Stefan Kuntz: „Diese Spieler haben sich alle zu Olympia bekannt“.
„Tokio 2020“ ist Geschichte. Mittlerweile sind alle Mitglieder von „Team D“ zurück in der Heimat. Insgesamt holte deutsche Athletinnen und Athleten zehnmal Gold und elfmal Silber und sechszehnmal Bronze. Nicht so gut lief es für die Fußballer. Nach der Rückkehr spricht U21-Nationaltrainer Stefan Kuntz über die Olympischen Spiele in Tokio, das frühe Aus der deutschen Mannschaft und die allgemeine Zukunft.
Herr Kuntz, gibt es positive Emotionen, die Sie mitnehmen aus Tokio, trotz des sehr frühen Scheiterns Ihrer Mannschaft?
Stefan Kuntz: Unterschiedlich. Was wir auf jeden Fall mitnehmen sollten, zu solch einem Turnier darf und kann man nicht unvorbereitet fahren.
Es war, so glaube ich, nicht ganz überraschend, dass drei der vier Europäer so früh ausgeschieden sind. Die Spieler hatten einen anderen Rhythmus, sie steckten noch voll in der Vorbereitung auf die neue Saison. Dazu kommt dann noch, afrikanische und südamerikanische Mannschaften haben teilweise eine feste U23, schon länger. So etwas haben wir gar nicht. So kann man sich insgesamt besser vorbereiten!
Heute schlägst du einfach mit einer völlig frisch zusammengestellten Truppe, nach nur ein paar Trainingseinheiten, nicht einfach jeden Gegner.
Aber: Solch ein Turnier ist auch für viele meiner Spieler eine tolle Erfahrung. Selten bis gar nicht spielen wir gegen viele dieser Mannschaften. Eine tolle Erfahrung.

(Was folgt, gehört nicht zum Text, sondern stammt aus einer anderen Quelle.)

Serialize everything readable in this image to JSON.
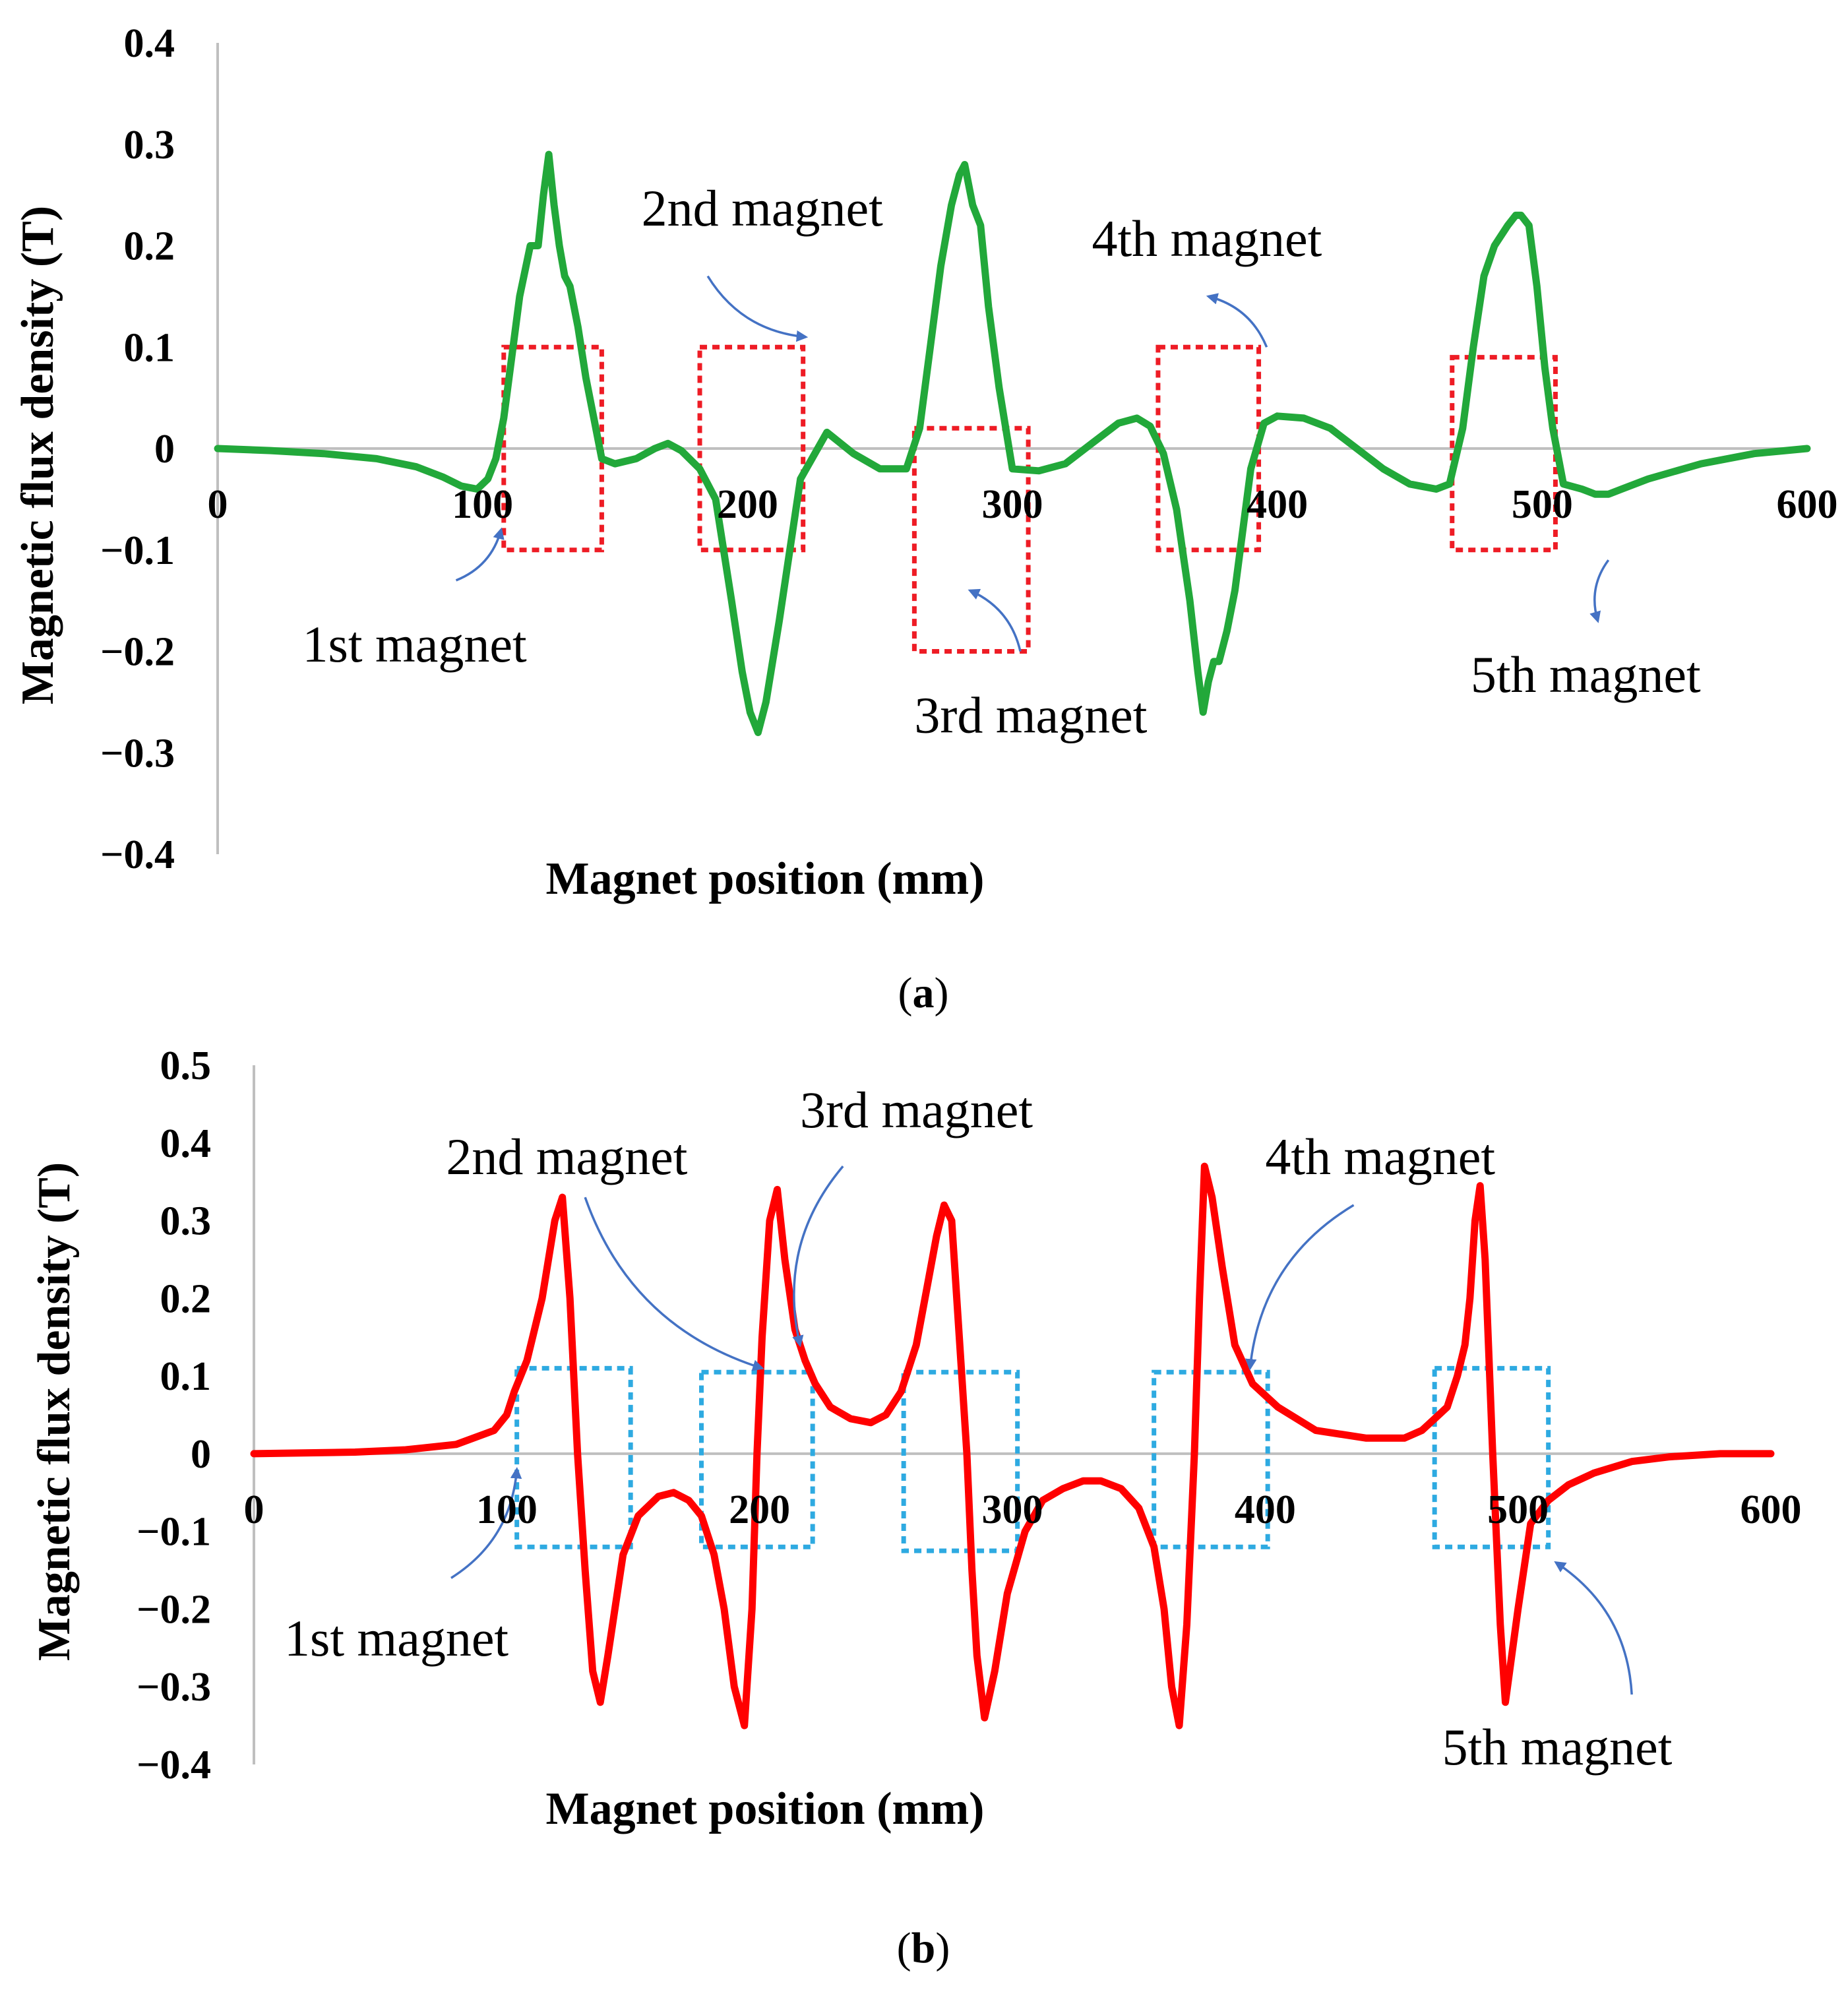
{
  "chart_data": [
    {
      "panel": "a",
      "caption_open": "(",
      "caption_letter": "a",
      "caption_close": ")",
      "type": "line",
      "xlabel": "Magnet position (mm)",
      "ylabel": "Magnetic flux density (T)",
      "xlim": [
        0,
        600
      ],
      "ylim": [
        -0.4,
        0.4
      ],
      "xticks": [
        0,
        100,
        200,
        300,
        400,
        500,
        600
      ],
      "xtick_labels": [
        "0",
        "100",
        "200",
        "300",
        "400",
        "500",
        "600"
      ],
      "yticks": [
        0.4,
        0.3,
        0.2,
        0.1,
        0,
        -0.1,
        -0.2,
        -0.3,
        -0.4
      ],
      "ytick_labels": [
        "0.4",
        "0.3",
        "0.2",
        "0.1",
        "0",
        "−0.1",
        "−0.2",
        "−0.3",
        "−0.4"
      ],
      "series": [
        {
          "name": "flux density",
          "color": "#22a83a",
          "x": [
            0,
            20,
            40,
            60,
            75,
            85,
            92,
            98,
            102,
            105,
            108,
            111,
            114,
            118,
            121,
            123,
            125,
            127,
            129,
            131,
            133,
            136,
            139,
            142,
            145,
            150,
            158,
            165,
            170,
            175,
            182,
            188,
            194,
            198,
            201,
            204,
            207,
            212,
            220,
            230,
            240,
            250,
            260,
            265,
            269,
            273,
            277,
            280,
            282,
            285,
            288,
            291,
            295,
            300,
            310,
            320,
            330,
            340,
            347,
            352,
            357,
            362,
            367,
            370,
            372,
            374,
            376,
            378,
            381,
            384,
            387,
            390,
            395,
            400,
            410,
            420,
            430,
            440,
            450,
            460,
            465,
            470,
            474,
            478,
            482,
            487,
            490,
            492,
            495,
            498,
            501,
            504,
            508,
            515,
            520,
            525,
            530,
            540,
            560,
            580,
            600
          ],
          "y": [
            0.0,
            -0.002,
            -0.005,
            -0.01,
            -0.018,
            -0.028,
            -0.037,
            -0.04,
            -0.03,
            -0.01,
            0.03,
            0.09,
            0.15,
            0.2,
            0.2,
            0.25,
            0.29,
            0.24,
            0.2,
            0.17,
            0.16,
            0.12,
            0.07,
            0.03,
            -0.01,
            -0.015,
            -0.01,
            0.0,
            0.005,
            -0.002,
            -0.02,
            -0.05,
            -0.15,
            -0.22,
            -0.26,
            -0.28,
            -0.25,
            -0.17,
            -0.03,
            0.016,
            -0.005,
            -0.02,
            -0.02,
            0.02,
            0.1,
            0.18,
            0.24,
            0.27,
            0.28,
            0.24,
            0.22,
            0.14,
            0.06,
            -0.02,
            -0.022,
            -0.015,
            0.005,
            0.025,
            0.03,
            0.022,
            -0.005,
            -0.06,
            -0.15,
            -0.22,
            -0.26,
            -0.23,
            -0.21,
            -0.21,
            -0.18,
            -0.14,
            -0.08,
            -0.02,
            0.025,
            0.032,
            0.03,
            0.02,
            0.0,
            -0.02,
            -0.035,
            -0.04,
            -0.035,
            0.02,
            0.1,
            0.17,
            0.2,
            0.22,
            0.23,
            0.23,
            0.22,
            0.16,
            0.08,
            0.02,
            -0.035,
            -0.04,
            -0.045,
            -0.045,
            -0.04,
            -0.03,
            -0.015,
            -0.005,
            0.0
          ]
        }
      ],
      "boxes": [
        {
          "x0": 108,
          "x1": 145,
          "y0": -0.1,
          "y1": 0.1,
          "color": "#ee1c25"
        },
        {
          "x0": 182,
          "x1": 221,
          "y0": -0.1,
          "y1": 0.1,
          "color": "#ee1c25"
        },
        {
          "x0": 263,
          "x1": 306,
          "y0": -0.2,
          "y1": 0.02,
          "color": "#ee1c25"
        },
        {
          "x0": 355,
          "x1": 393,
          "y0": -0.1,
          "y1": 0.1,
          "color": "#ee1c25"
        },
        {
          "x0": 466,
          "x1": 505,
          "y0": -0.1,
          "y1": 0.09,
          "color": "#ee1c25"
        }
      ],
      "annotations": [
        {
          "text": "1st magnet",
          "x": 32,
          "y": -0.21,
          "arrow_from": [
            90,
            -0.13
          ],
          "arrow_to": [
            107,
            -0.08
          ]
        },
        {
          "text": "2nd magnet",
          "x": 160,
          "y": 0.22,
          "arrow_from": [
            185,
            0.17
          ],
          "arrow_to": [
            222,
            0.11
          ]
        },
        {
          "text": "3rd magnet",
          "x": 263,
          "y": -0.28,
          "arrow_from": [
            303,
            -0.2
          ],
          "arrow_to": [
            284,
            -0.14
          ]
        },
        {
          "text": "4th magnet",
          "x": 330,
          "y": 0.19,
          "arrow_from": [
            396,
            0.1
          ],
          "arrow_to": [
            374,
            0.15
          ]
        },
        {
          "text": "5th magnet",
          "x": 473,
          "y": -0.24,
          "arrow_from": [
            525,
            -0.11
          ],
          "arrow_to": [
            521,
            -0.17
          ]
        }
      ],
      "arrow_color": "#4472c4"
    },
    {
      "panel": "b",
      "caption_open": "(",
      "caption_letter": "b",
      "caption_close": ")",
      "type": "line",
      "xlabel": "Magnet position (mm)",
      "ylabel": "Magnetic flux density (T)",
      "xlim": [
        0,
        600
      ],
      "ylim": [
        -0.4,
        0.5
      ],
      "xticks": [
        0,
        100,
        200,
        300,
        400,
        500,
        600
      ],
      "xtick_labels": [
        "0",
        "100",
        "200",
        "300",
        "400",
        "500",
        "600"
      ],
      "yticks": [
        0.5,
        0.4,
        0.3,
        0.2,
        0.1,
        0,
        -0.1,
        -0.2,
        -0.3,
        -0.4
      ],
      "ytick_labels": [
        "0.5",
        "0.4",
        "0.3",
        "0.2",
        "0.1",
        "0",
        "−0.1",
        "−0.2",
        "−0.3",
        "−0.4"
      ],
      "series": [
        {
          "name": "flux density",
          "color": "#ff0000",
          "x": [
            0,
            40,
            60,
            80,
            95,
            100,
            103,
            108,
            114,
            119,
            122,
            125,
            128,
            131,
            134,
            137,
            140,
            146,
            152,
            160,
            166,
            172,
            177,
            182,
            186,
            190,
            194,
            197,
            199,
            201,
            204,
            207,
            210,
            214,
            218,
            222,
            228,
            236,
            244,
            250,
            256,
            262,
            266,
            270,
            273,
            276,
            279,
            282,
            284,
            286,
            289,
            293,
            298,
            305,
            312,
            320,
            328,
            335,
            343,
            350,
            356,
            360,
            363,
            366,
            369,
            372,
            374,
            376,
            379,
            383,
            388,
            395,
            405,
            420,
            440,
            455,
            462,
            467,
            472,
            476,
            479,
            481,
            483,
            485,
            487,
            490,
            493,
            495,
            500,
            505,
            512,
            520,
            530,
            545,
            560,
            580,
            600
          ],
          "y": [
            0.0,
            0.002,
            0.005,
            0.012,
            0.03,
            0.05,
            0.08,
            0.12,
            0.2,
            0.3,
            0.33,
            0.2,
            0.0,
            -0.15,
            -0.28,
            -0.32,
            -0.26,
            -0.13,
            -0.08,
            -0.055,
            -0.05,
            -0.06,
            -0.08,
            -0.13,
            -0.2,
            -0.3,
            -0.35,
            -0.2,
            0.0,
            0.15,
            0.3,
            0.34,
            0.25,
            0.16,
            0.12,
            0.09,
            0.06,
            0.045,
            0.04,
            0.05,
            0.08,
            0.14,
            0.21,
            0.28,
            0.32,
            0.3,
            0.15,
            0.0,
            -0.15,
            -0.26,
            -0.34,
            -0.28,
            -0.18,
            -0.1,
            -0.06,
            -0.045,
            -0.035,
            -0.035,
            -0.045,
            -0.07,
            -0.12,
            -0.2,
            -0.3,
            -0.35,
            -0.22,
            0.0,
            0.2,
            0.37,
            0.33,
            0.24,
            0.14,
            0.09,
            0.06,
            0.03,
            0.02,
            0.02,
            0.03,
            0.045,
            0.06,
            0.1,
            0.14,
            0.2,
            0.3,
            0.345,
            0.25,
            0.0,
            -0.22,
            -0.32,
            -0.2,
            -0.09,
            -0.06,
            -0.04,
            -0.025,
            -0.01,
            -0.004,
            0.0,
            0.0
          ]
        }
      ],
      "boxes": [
        {
          "x0": 104,
          "x1": 149,
          "y0": -0.12,
          "y1": 0.11,
          "color": "#2eaae1"
        },
        {
          "x0": 177,
          "x1": 221,
          "y0": -0.12,
          "y1": 0.105,
          "color": "#2eaae1"
        },
        {
          "x0": 257,
          "x1": 302,
          "y0": -0.125,
          "y1": 0.105,
          "color": "#2eaae1"
        },
        {
          "x0": 356,
          "x1": 401,
          "y0": -0.12,
          "y1": 0.105,
          "color": "#2eaae1"
        },
        {
          "x0": 467,
          "x1": 512,
          "y0": -0.12,
          "y1": 0.11,
          "color": "#2eaae1"
        }
      ],
      "annotations": [
        {
          "text": "1st magnet",
          "x": 12,
          "y": -0.26,
          "arrow_from": [
            78,
            -0.16
          ],
          "arrow_to": [
            104,
            -0.02
          ]
        },
        {
          "text": "2nd magnet",
          "x": 76,
          "y": 0.36,
          "arrow_from": [
            131,
            0.33
          ],
          "arrow_to": [
            201,
            0.11
          ]
        },
        {
          "text": "3rd magnet",
          "x": 216,
          "y": 0.42,
          "arrow_from": [
            233,
            0.37
          ],
          "arrow_to": [
            216,
            0.14
          ]
        },
        {
          "text": "4th magnet",
          "x": 400,
          "y": 0.36,
          "arrow_from": [
            435,
            0.32
          ],
          "arrow_to": [
            394,
            0.11
          ]
        },
        {
          "text": "5th magnet",
          "x": 470,
          "y": -0.4,
          "arrow_from": [
            545,
            -0.31
          ],
          "arrow_to": [
            515,
            -0.14
          ]
        }
      ],
      "arrow_color": "#4472c4"
    }
  ]
}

Man muss außerdem festhalten, diese Spieler haben sich alle zu Olympia bekannt. So gab es überhaupt deutschen Fußball bei diesen Spielen.
Wo sehen Sie die Gründe für das frühe aus?

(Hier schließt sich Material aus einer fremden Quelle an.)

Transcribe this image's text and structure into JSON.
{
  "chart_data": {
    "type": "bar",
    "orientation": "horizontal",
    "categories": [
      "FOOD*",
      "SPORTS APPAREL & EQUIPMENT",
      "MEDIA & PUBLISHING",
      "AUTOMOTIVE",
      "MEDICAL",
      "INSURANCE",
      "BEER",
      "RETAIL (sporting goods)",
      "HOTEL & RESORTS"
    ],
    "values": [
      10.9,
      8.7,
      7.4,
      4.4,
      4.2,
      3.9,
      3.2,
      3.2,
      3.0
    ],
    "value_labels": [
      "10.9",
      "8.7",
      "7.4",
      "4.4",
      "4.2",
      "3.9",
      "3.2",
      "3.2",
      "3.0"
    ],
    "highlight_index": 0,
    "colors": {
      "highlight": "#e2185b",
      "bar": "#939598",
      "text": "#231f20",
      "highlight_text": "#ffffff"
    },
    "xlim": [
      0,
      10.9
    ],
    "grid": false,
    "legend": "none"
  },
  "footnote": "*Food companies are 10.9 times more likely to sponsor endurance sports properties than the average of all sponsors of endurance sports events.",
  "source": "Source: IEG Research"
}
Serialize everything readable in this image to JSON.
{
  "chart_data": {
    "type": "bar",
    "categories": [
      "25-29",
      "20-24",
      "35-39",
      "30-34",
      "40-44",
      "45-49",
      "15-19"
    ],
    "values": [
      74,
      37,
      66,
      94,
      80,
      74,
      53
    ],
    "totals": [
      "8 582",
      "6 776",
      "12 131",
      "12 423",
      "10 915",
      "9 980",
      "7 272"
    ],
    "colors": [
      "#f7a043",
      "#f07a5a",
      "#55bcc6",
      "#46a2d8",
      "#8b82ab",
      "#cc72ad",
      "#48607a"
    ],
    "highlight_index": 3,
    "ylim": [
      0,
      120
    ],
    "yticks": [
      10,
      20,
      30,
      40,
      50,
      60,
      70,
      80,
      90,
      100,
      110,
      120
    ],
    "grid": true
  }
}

Stefan Kuntz: Die Spieler sind körperlich in einem Loch, das hat man auch an den Freundschaftsspielen in der Bundesliga gesehen. Die Spritzigkeit und Dynamik holt man sich erst in den letzten Wochen einer Vorbereitung. Dies hat für uns einfach gar nicht gepasst. Das ist aber nur der eine Faktor … dann hatten wir einfach auch nicht genug Spieler. Wir konnten weder taktisch noch personell richtig viel variieren.

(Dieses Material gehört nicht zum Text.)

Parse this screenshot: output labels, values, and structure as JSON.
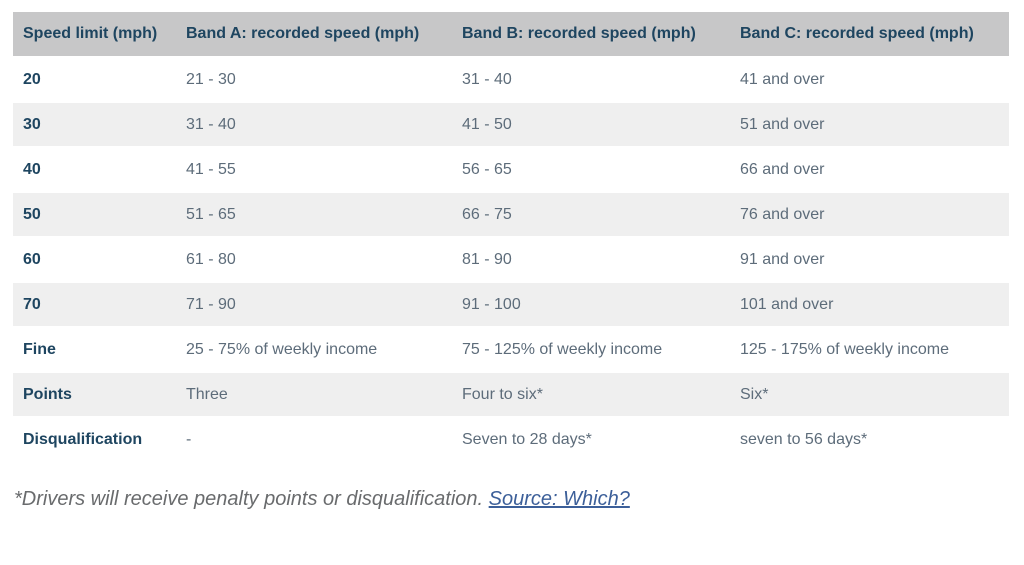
{
  "table": {
    "columns": [
      "Speed limit (mph)",
      "Band A: recorded speed (mph)",
      "Band B: recorded speed (mph)",
      "Band C: recorded speed (mph)"
    ],
    "rows": [
      {
        "cells": [
          "20",
          "21 - 30",
          "31 - 40",
          "41 and over"
        ]
      },
      {
        "cells": [
          "30",
          "31 - 40",
          "41 - 50",
          "51 and over"
        ]
      },
      {
        "cells": [
          "40",
          "41 - 55",
          "56 - 65",
          "66 and over"
        ]
      },
      {
        "cells": [
          "50",
          "51 - 65",
          "66 - 75",
          "76 and over"
        ]
      },
      {
        "cells": [
          "60",
          "61 - 80",
          "81 - 90",
          "91 and over"
        ]
      },
      {
        "cells": [
          "70",
          "71 - 90",
          "91 - 100",
          "101 and over"
        ]
      },
      {
        "cells": [
          "Fine",
          "25 - 75% of weekly income",
          "75 - 125% of weekly income",
          "125 - 175% of weekly income"
        ]
      },
      {
        "cells": [
          "Points",
          "Three",
          "Four to six*",
          "Six*"
        ]
      },
      {
        "cells": [
          "Disqualification",
          "-",
          "Seven to 28 days*",
          "seven to 56 days*"
        ]
      }
    ]
  },
  "footnote": {
    "text": "*Drivers will receive penalty points or disqualification.",
    "link_label": "Source: Which?"
  },
  "colors": {
    "header_bg": "#c7c7c8",
    "heading_text": "#1e4560",
    "body_text": "#5d6c7a",
    "alt_row_bg": "#efefef",
    "footnote_text": "#696b6d",
    "link": "#3c5f99"
  }
}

Wie empfanden Sie so die Abstellung?
Stefan Kuntz: Puh … nächste Frage. Nein, es handelt sich um egoistische Gründe von Vereinen und teilweise auch von Spielern. Dann spielt die Olympiade auch vom Zeitpunkt her keine große Rolle … so summiert es sich dann.
Was müsste sich in Deutschland ändern?
Stefan Kuntz: Wir könnten uns ja einfach ans Gentlemen Agreement halten, dass jeder Verein sich an die Absprachen hält und Spieler für so ein Turnier abstellt.
Natürlich muss man auch die Vereine verstehen, es haben viele Trainer und Spieler gewechselt. Es gibt also offensichtliche und auch nachvollziehbare Gründe. Um das Problem zu umgehen müsste es folglich eine Abstellungspflicht geben, wie bei den Länderspielen auch. Aber so etwas ist illusorisch. Es hängt also davon ab, wie viele Leute in entscheidender Position daran interessiert sind, dass eine gute Mannschaft für Deutschland zu den Olympischen Spielen am Ende fährt.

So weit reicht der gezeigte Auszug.